Yeah, you heard me right… feel good about having ADD. We’ll get back to that in a minute.

So I have thought a lot about it. And I have read a lot about it. Before sitting down to write this it did cross my mind that I couldn’t possibly have anything to say about ADHD that hasn’t been said before. I probably don’t. Previously I have talked about how there are virtually no new ideas out there anymore (except for “wireless” hovercraft toilets, most useful for times of performing a bodily function and midway realizing you are without the appropriate tools – no one has thought of that yet).

What can I add to the world of knowledge and literature on the subject of ADD? My own perspective of it, that’s what. Nothing less, nothing more. Why should my little perspective on this huge issue matter to you? You don’t really know me. I haven’t told you much about who I am that would make my two-cents worth your time.

I also know how hard it is to read when you have ADD. I know how hard it is to find the time to read at all these days, for anyone. So I am hugely honoured that you have even made it through these first 650+ words, and maybe perhaps even some of my other posts on this blog. I am also highly conscious of the fact that I better give you a pretty solid sales-pitch right now if I am going to convince you to keep reading any further.

Why should my ADHD theories matter to you?

Because I am your biggest fan.

When you are a fan of something, a team or an artist, it means you like them. They mean something to you. You have made a personal choice to stand behind them, when times are good and bad. And you want them to do well.

I want you to do well. I want all ADDers to do well. They are my tribe. I found myself and where I belong when I discovered the true nature of my differences. That is what has made all the difference in my life – finding the team that I play for. So of course I want my team to do well. My “two-cents” is in reality a personal investment of the most valuable kind – I give over completely my head and my heart to support my team and help them do well. I write this for you, my teammate, my tribes-member, to help you do well too.
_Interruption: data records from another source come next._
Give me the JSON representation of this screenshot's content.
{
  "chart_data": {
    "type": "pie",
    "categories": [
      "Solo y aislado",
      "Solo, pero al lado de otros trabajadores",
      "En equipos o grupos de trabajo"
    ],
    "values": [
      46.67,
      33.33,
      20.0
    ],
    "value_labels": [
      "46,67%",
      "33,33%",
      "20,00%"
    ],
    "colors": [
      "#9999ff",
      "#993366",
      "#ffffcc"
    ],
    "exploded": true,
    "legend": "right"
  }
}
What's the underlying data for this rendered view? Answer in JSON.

I spent the first half of my career helping people with depression, anxiety and other mental illness free themselves from those debilitations. A great deal of this work was centred on self-esteem and confidence. Now that I have found a new calling, I have reinvented my career and now dedicate it to coaching other ADDers through their challenges towards their place of confidence and success. My training, my coaching, my blog – are my contributions to that mission.
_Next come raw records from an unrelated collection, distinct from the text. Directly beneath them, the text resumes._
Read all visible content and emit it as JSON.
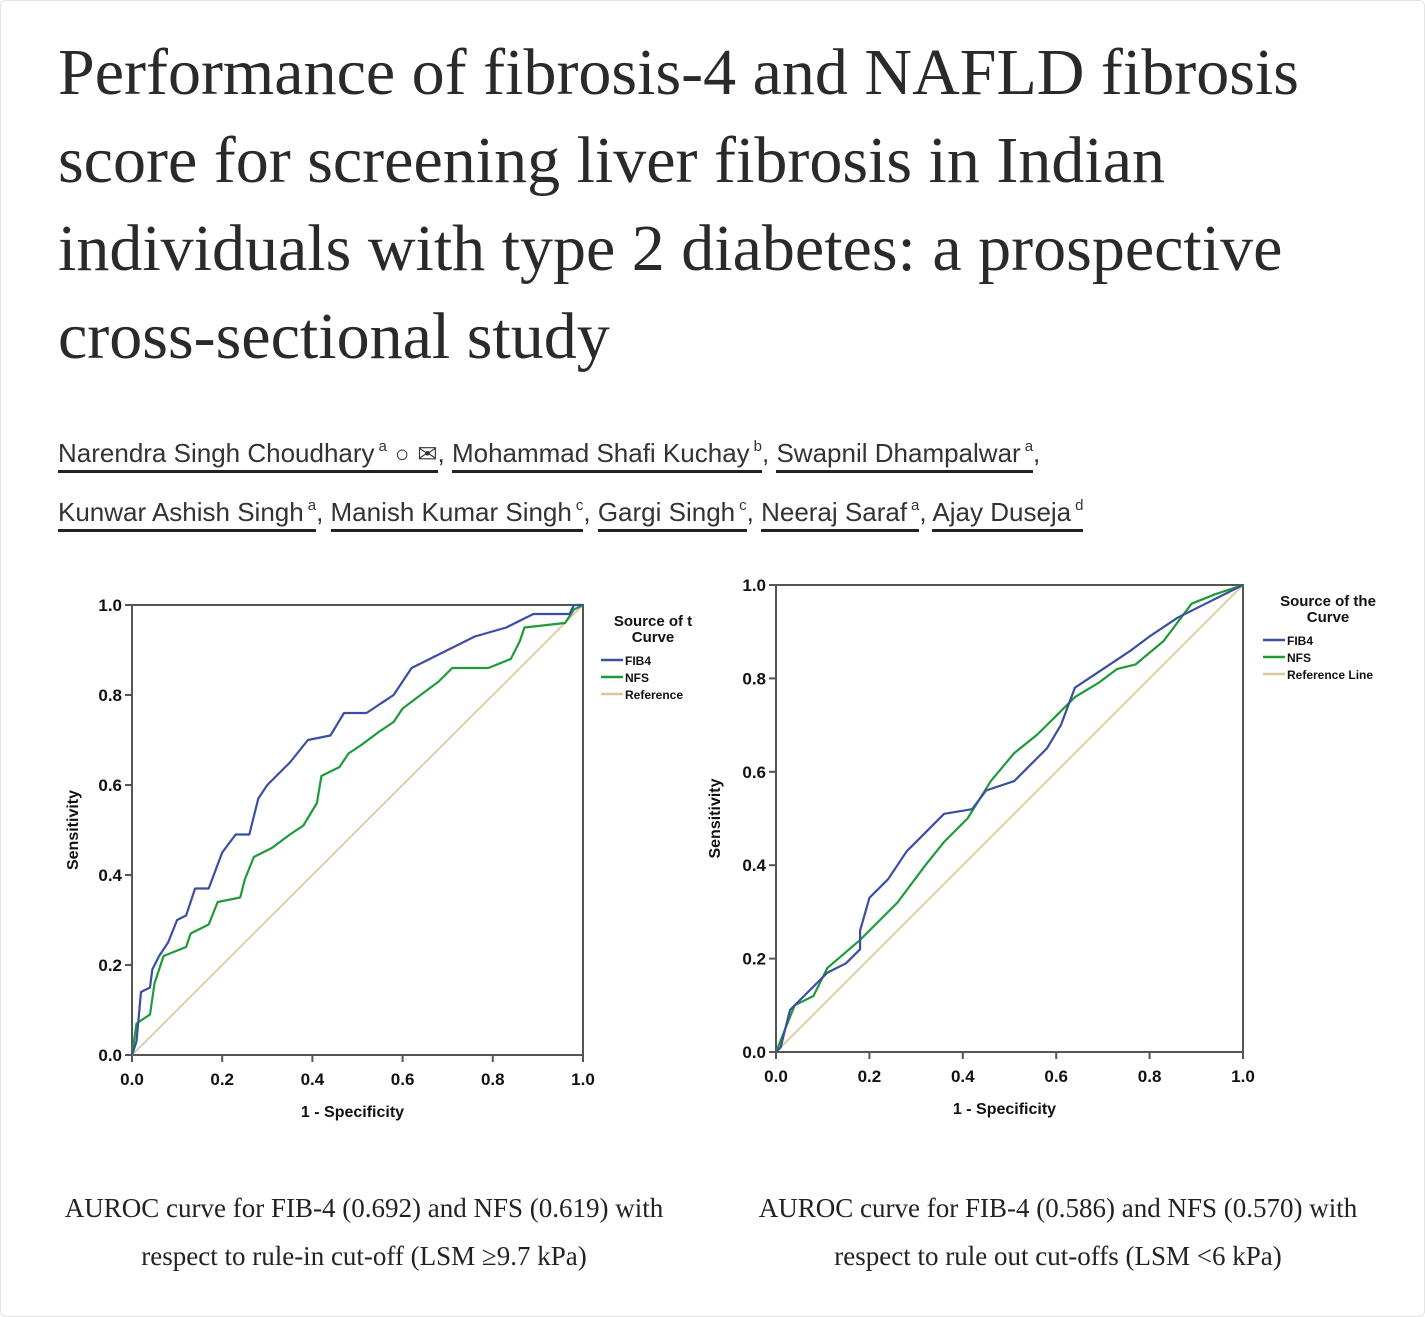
{
  "article": {
    "title": "Performance of fibrosis-4 and NAFLD fibrosis score for screening liver fibrosis in Indian individuals with type 2 diabetes: a prospective cross-sectional study",
    "authors": [
      {
        "name": "Narendra Singh Choudhary",
        "sup": "a",
        "icons": [
          "person-icon",
          "mail-icon"
        ]
      },
      {
        "name": "Mohammad Shafi Kuchay",
        "sup": "b"
      },
      {
        "name": "Swapnil Dhampalwar",
        "sup": "a"
      },
      {
        "name": "Kunwar Ashish Singh",
        "sup": "a"
      },
      {
        "name": "Manish Kumar Singh",
        "sup": "c"
      },
      {
        "name": "Gargi Singh",
        "sup": "c"
      },
      {
        "name": "Neeraj Saraf",
        "sup": "a"
      },
      {
        "name": "Ajay Duseja",
        "sup": "d"
      }
    ],
    "captions": [
      "AUROC curve for FIB-4 (0.692) and NFS (0.619) with respect to rule-in cut-off (LSM ≥9.7 kPa)",
      "AUROC curve for FIB-4 (0.586) and NFS (0.570) with respect to rule out cut-offs (LSM <6 kPa)"
    ]
  },
  "colors": {
    "fib4": "#3b4fa0",
    "nfs": "#1f9a3a",
    "reference": "#d9c79a",
    "axis": "#555555"
  },
  "chart_data": [
    {
      "type": "line",
      "xlabel": "1 - Specificity",
      "ylabel": "Sensitivity",
      "xlim": [
        0,
        1
      ],
      "ylim": [
        0,
        1
      ],
      "xticks": [
        "0.0",
        "0.2",
        "0.4",
        "0.6",
        "0.8",
        "1.0"
      ],
      "yticks": [
        "0.0",
        "0.2",
        "0.4",
        "0.6",
        "0.8",
        "1.0"
      ],
      "legend_title": [
        "Source of t",
        "Curve"
      ],
      "legend_position": "right",
      "series": [
        {
          "name": "FIB4",
          "color_key": "fib4",
          "points": [
            [
              0,
              0
            ],
            [
              0.01,
              0.03
            ],
            [
              0.02,
              0.14
            ],
            [
              0.04,
              0.15
            ],
            [
              0.045,
              0.19
            ],
            [
              0.06,
              0.22
            ],
            [
              0.08,
              0.25
            ],
            [
              0.1,
              0.3
            ],
            [
              0.12,
              0.31
            ],
            [
              0.14,
              0.37
            ],
            [
              0.17,
              0.37
            ],
            [
              0.2,
              0.45
            ],
            [
              0.23,
              0.49
            ],
            [
              0.26,
              0.49
            ],
            [
              0.28,
              0.57
            ],
            [
              0.3,
              0.6
            ],
            [
              0.35,
              0.65
            ],
            [
              0.39,
              0.7
            ],
            [
              0.44,
              0.71
            ],
            [
              0.47,
              0.76
            ],
            [
              0.52,
              0.76
            ],
            [
              0.58,
              0.8
            ],
            [
              0.62,
              0.86
            ],
            [
              0.7,
              0.9
            ],
            [
              0.76,
              0.93
            ],
            [
              0.83,
              0.95
            ],
            [
              0.89,
              0.98
            ],
            [
              0.97,
              0.98
            ],
            [
              0.98,
              1.0
            ],
            [
              1,
              1
            ]
          ]
        },
        {
          "name": "NFS",
          "color_key": "nfs",
          "points": [
            [
              0,
              0
            ],
            [
              0.01,
              0.07
            ],
            [
              0.04,
              0.09
            ],
            [
              0.05,
              0.16
            ],
            [
              0.07,
              0.22
            ],
            [
              0.12,
              0.24
            ],
            [
              0.13,
              0.27
            ],
            [
              0.17,
              0.29
            ],
            [
              0.19,
              0.34
            ],
            [
              0.24,
              0.35
            ],
            [
              0.25,
              0.39
            ],
            [
              0.27,
              0.44
            ],
            [
              0.31,
              0.46
            ],
            [
              0.35,
              0.49
            ],
            [
              0.38,
              0.51
            ],
            [
              0.41,
              0.56
            ],
            [
              0.42,
              0.62
            ],
            [
              0.46,
              0.64
            ],
            [
              0.48,
              0.67
            ],
            [
              0.51,
              0.69
            ],
            [
              0.55,
              0.72
            ],
            [
              0.58,
              0.74
            ],
            [
              0.6,
              0.77
            ],
            [
              0.64,
              0.8
            ],
            [
              0.68,
              0.83
            ],
            [
              0.71,
              0.86
            ],
            [
              0.79,
              0.86
            ],
            [
              0.84,
              0.88
            ],
            [
              0.86,
              0.92
            ],
            [
              0.87,
              0.95
            ],
            [
              0.96,
              0.96
            ],
            [
              0.98,
              0.99
            ],
            [
              1,
              1
            ]
          ]
        },
        {
          "name": "Reference",
          "color_key": "reference",
          "points": [
            [
              0,
              0
            ],
            [
              1,
              1
            ]
          ]
        }
      ]
    },
    {
      "type": "line",
      "xlabel": "1 - Specificity",
      "ylabel": "Sensitivity",
      "xlim": [
        0,
        1
      ],
      "ylim": [
        0,
        1
      ],
      "xticks": [
        "0.0",
        "0.2",
        "0.4",
        "0.6",
        "0.8",
        "1.0"
      ],
      "yticks": [
        "0.0",
        "0.2",
        "0.4",
        "0.6",
        "0.8",
        "1.0"
      ],
      "legend_title": [
        "Source of the",
        "Curve"
      ],
      "legend_position": "right",
      "series": [
        {
          "name": "FIB4",
          "color_key": "fib4",
          "points": [
            [
              0,
              0
            ],
            [
              0.01,
              0.01
            ],
            [
              0.02,
              0.05
            ],
            [
              0.03,
              0.09
            ],
            [
              0.05,
              0.11
            ],
            [
              0.08,
              0.14
            ],
            [
              0.11,
              0.17
            ],
            [
              0.15,
              0.19
            ],
            [
              0.18,
              0.22
            ],
            [
              0.18,
              0.26
            ],
            [
              0.2,
              0.33
            ],
            [
              0.24,
              0.37
            ],
            [
              0.28,
              0.43
            ],
            [
              0.31,
              0.46
            ],
            [
              0.36,
              0.51
            ],
            [
              0.42,
              0.52
            ],
            [
              0.45,
              0.56
            ],
            [
              0.51,
              0.58
            ],
            [
              0.58,
              0.65
            ],
            [
              0.61,
              0.7
            ],
            [
              0.64,
              0.78
            ],
            [
              0.7,
              0.82
            ],
            [
              0.76,
              0.86
            ],
            [
              0.8,
              0.89
            ],
            [
              0.86,
              0.93
            ],
            [
              0.92,
              0.96
            ],
            [
              1,
              1
            ]
          ]
        },
        {
          "name": "NFS",
          "color_key": "nfs",
          "points": [
            [
              0,
              0
            ],
            [
              0.01,
              0.025
            ],
            [
              0.04,
              0.1
            ],
            [
              0.08,
              0.12
            ],
            [
              0.11,
              0.18
            ],
            [
              0.18,
              0.24
            ],
            [
              0.24,
              0.3
            ],
            [
              0.26,
              0.32
            ],
            [
              0.32,
              0.4
            ],
            [
              0.36,
              0.45
            ],
            [
              0.41,
              0.5
            ],
            [
              0.46,
              0.58
            ],
            [
              0.51,
              0.64
            ],
            [
              0.56,
              0.68
            ],
            [
              0.6,
              0.72
            ],
            [
              0.64,
              0.76
            ],
            [
              0.69,
              0.79
            ],
            [
              0.73,
              0.82
            ],
            [
              0.77,
              0.83
            ],
            [
              0.83,
              0.88
            ],
            [
              0.89,
              0.96
            ],
            [
              0.94,
              0.98
            ],
            [
              1,
              1
            ]
          ]
        },
        {
          "name": "Reference Line",
          "color_key": "reference",
          "points": [
            [
              0,
              0
            ],
            [
              1,
              1
            ]
          ]
        }
      ]
    }
  ]
}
Which brings me back to the reading. I know you don’t have a lot of time. Your attention is a scarce commodity. I respect that about you. So I will cut to the chase right now with a caveat that will excuse you if you want to don’t want to invest anymore time.
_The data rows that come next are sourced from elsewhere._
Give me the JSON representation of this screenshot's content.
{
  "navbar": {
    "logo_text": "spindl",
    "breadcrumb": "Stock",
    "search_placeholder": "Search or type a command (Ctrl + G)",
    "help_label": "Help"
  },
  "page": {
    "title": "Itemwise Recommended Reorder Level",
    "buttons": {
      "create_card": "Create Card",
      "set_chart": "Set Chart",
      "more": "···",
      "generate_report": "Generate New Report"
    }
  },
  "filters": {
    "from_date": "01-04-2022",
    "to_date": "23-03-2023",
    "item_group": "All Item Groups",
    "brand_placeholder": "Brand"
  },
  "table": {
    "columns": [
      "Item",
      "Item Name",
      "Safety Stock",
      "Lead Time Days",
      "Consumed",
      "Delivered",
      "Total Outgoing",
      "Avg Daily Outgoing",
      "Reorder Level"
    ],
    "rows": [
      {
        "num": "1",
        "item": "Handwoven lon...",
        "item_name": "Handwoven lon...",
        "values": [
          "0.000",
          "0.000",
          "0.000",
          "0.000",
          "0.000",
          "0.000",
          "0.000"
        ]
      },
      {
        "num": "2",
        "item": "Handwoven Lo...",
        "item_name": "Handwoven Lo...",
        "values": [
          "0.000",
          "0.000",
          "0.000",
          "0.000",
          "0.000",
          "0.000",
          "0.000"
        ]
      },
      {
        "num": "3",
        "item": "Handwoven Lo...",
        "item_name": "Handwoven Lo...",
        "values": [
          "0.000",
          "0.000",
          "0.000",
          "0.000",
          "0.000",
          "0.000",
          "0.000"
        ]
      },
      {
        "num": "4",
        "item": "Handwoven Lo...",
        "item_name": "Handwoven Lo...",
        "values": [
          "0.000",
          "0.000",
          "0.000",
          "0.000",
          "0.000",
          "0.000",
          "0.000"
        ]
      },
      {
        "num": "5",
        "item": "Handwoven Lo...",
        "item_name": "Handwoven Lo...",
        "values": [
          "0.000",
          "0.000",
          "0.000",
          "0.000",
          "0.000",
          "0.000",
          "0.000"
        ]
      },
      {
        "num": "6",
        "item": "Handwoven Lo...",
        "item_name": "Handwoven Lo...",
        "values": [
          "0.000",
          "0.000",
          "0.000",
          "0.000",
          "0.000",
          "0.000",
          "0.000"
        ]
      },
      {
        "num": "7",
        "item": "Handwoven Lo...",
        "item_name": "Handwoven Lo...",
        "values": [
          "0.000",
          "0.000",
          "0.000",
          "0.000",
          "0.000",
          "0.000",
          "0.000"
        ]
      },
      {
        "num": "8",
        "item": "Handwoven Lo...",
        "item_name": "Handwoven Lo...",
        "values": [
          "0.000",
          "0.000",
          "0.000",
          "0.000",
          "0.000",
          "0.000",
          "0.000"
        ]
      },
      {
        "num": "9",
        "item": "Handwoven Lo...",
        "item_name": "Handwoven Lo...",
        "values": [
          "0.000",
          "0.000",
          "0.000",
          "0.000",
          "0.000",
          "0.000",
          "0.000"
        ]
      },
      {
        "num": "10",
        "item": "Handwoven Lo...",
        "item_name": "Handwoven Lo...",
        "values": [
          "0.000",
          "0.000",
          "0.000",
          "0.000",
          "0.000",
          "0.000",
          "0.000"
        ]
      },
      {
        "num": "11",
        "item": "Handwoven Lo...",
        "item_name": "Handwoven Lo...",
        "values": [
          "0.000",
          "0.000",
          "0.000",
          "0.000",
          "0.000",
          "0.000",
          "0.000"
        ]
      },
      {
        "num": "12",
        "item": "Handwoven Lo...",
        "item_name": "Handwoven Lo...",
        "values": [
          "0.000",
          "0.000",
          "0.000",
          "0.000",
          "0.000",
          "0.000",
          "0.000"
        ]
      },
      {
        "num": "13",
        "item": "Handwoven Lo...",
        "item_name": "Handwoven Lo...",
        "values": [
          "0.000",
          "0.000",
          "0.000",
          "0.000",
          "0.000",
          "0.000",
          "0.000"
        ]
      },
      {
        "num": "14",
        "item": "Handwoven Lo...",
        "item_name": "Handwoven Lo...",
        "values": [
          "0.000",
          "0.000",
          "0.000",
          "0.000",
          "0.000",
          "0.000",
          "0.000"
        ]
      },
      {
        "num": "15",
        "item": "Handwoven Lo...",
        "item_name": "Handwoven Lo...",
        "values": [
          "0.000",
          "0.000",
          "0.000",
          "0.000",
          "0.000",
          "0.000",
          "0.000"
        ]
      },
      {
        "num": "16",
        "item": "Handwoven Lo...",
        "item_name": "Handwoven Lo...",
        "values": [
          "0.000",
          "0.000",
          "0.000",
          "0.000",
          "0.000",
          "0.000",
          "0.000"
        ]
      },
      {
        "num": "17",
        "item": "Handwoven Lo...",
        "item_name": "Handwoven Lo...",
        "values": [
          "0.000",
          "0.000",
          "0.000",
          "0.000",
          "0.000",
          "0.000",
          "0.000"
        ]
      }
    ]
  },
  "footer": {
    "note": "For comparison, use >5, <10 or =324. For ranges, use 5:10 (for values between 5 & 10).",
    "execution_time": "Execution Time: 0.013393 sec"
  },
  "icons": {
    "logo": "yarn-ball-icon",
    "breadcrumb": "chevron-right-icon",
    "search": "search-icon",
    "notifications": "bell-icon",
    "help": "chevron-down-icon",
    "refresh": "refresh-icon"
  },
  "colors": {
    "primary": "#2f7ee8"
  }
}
This is, in some ways I suppose, a self-help blog. But not the kind permeates tactics and strategies for “overcoming” ADHD and becoming more “normal”. Strategies for self-improvement and gaining confidence are certainly explored, but not from a standpoint that negates how great you already are. If that’s what you want, I’ll tell you now you’ve got the wrong blog.

If, however, what you want right now is to find a new meaning to your life, to find some direction, build up your confidence and discover a new sense of worth and value that coexists with your ADHD – then you have found the right blog. This is what I am talking about. This is what I am all about. I don’t want you to relegate your ADD like some sort of cognitive cancer now in remission. I want you to rock it.

This is an existential journey into the depths of the collective ADHD conscious, searching for meaning, hope and acceptance. For it is in those realms that true freedom and mastery are born. True success with ADHD starts and ends with authentic self-worth. Put it this way: a low opinion of yourself won’t make your ADD any better and perhaps, makes it infinitely worse.  No strategy in the world will change your life if your head’s not going to change too. (Click to tweet)

Writing this series now, word by word, I will admit that I have no idea how deep this rabbit hole will go. But I am glad that you are coming on this journey with me.